CLEAN SEAS hatchery

The Stehr Group’s hatchery operates at Arno Bay, a sparsely populated town 115 kilometres north of Port Lincoln. In warehouses also containing state-of-the-art laboratories, mulloway and yellowtail kingfish are reared from larvae to young fish, and continue their development in pens of filtered ocean water similar to the ones that will house them later in the open water.

Morten Deichmann completed his biology degree in his native Denmark before embarking on a career path that has taken him around the world. Deichmann worked on Cyprus, in Italy, Bangkok and regional Thailand before arriving in Australia in 2003. He now engineers the management of all the fish at the hatchery – from spawning right through to their departure for the sea pens.

Through artifical light and controlled water temperatures the fish are encouraged to think it’s the spawning season, and they spawn for longer. Fertilised eggs are then collected from the spawning tanks and placed in incubation tanks, where they hatch into larvae four or five millimetres in length.
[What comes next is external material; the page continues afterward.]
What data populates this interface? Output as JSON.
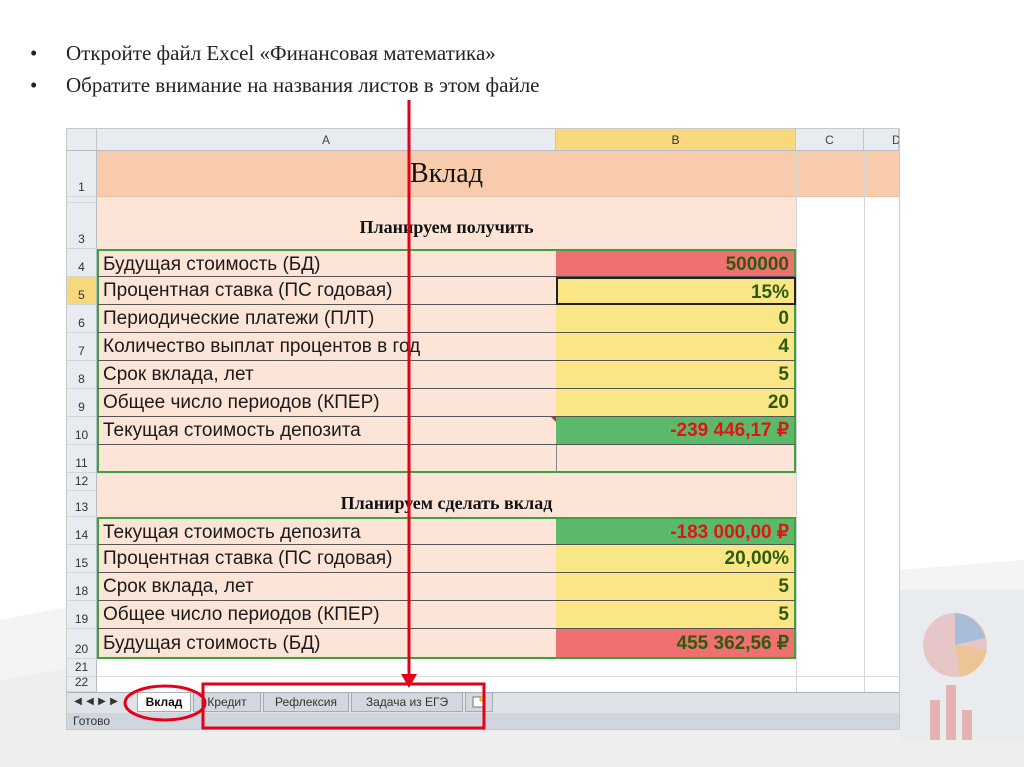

These larvae are fed rotifers – tiny zooplankton which themselves feed on cultivated algae grown at the hatchery by a marine biologist. Plastic vats at the hatchery hold thousands of litres of the algae, which bubble a brilliant green.

The larvae progress to artemia – commonly known as brine shrimp or sea monkeys. These shrimp grow to between 10 and 15 millimetres in length and are also cultivated at the hatchery. After a month of feeding, the larvae are weaned onto a more solid diet of fish meal pellets, which speed their growth, for a further month. At this stage, the fish weigh about five grams, are about 10 centimetres long, and are ready to be transferred to sea pens to reach maturity. This is a process of at least two years as the fish grow in their ocean homes. The water locations are selected for their rich oxygen content and clear currents.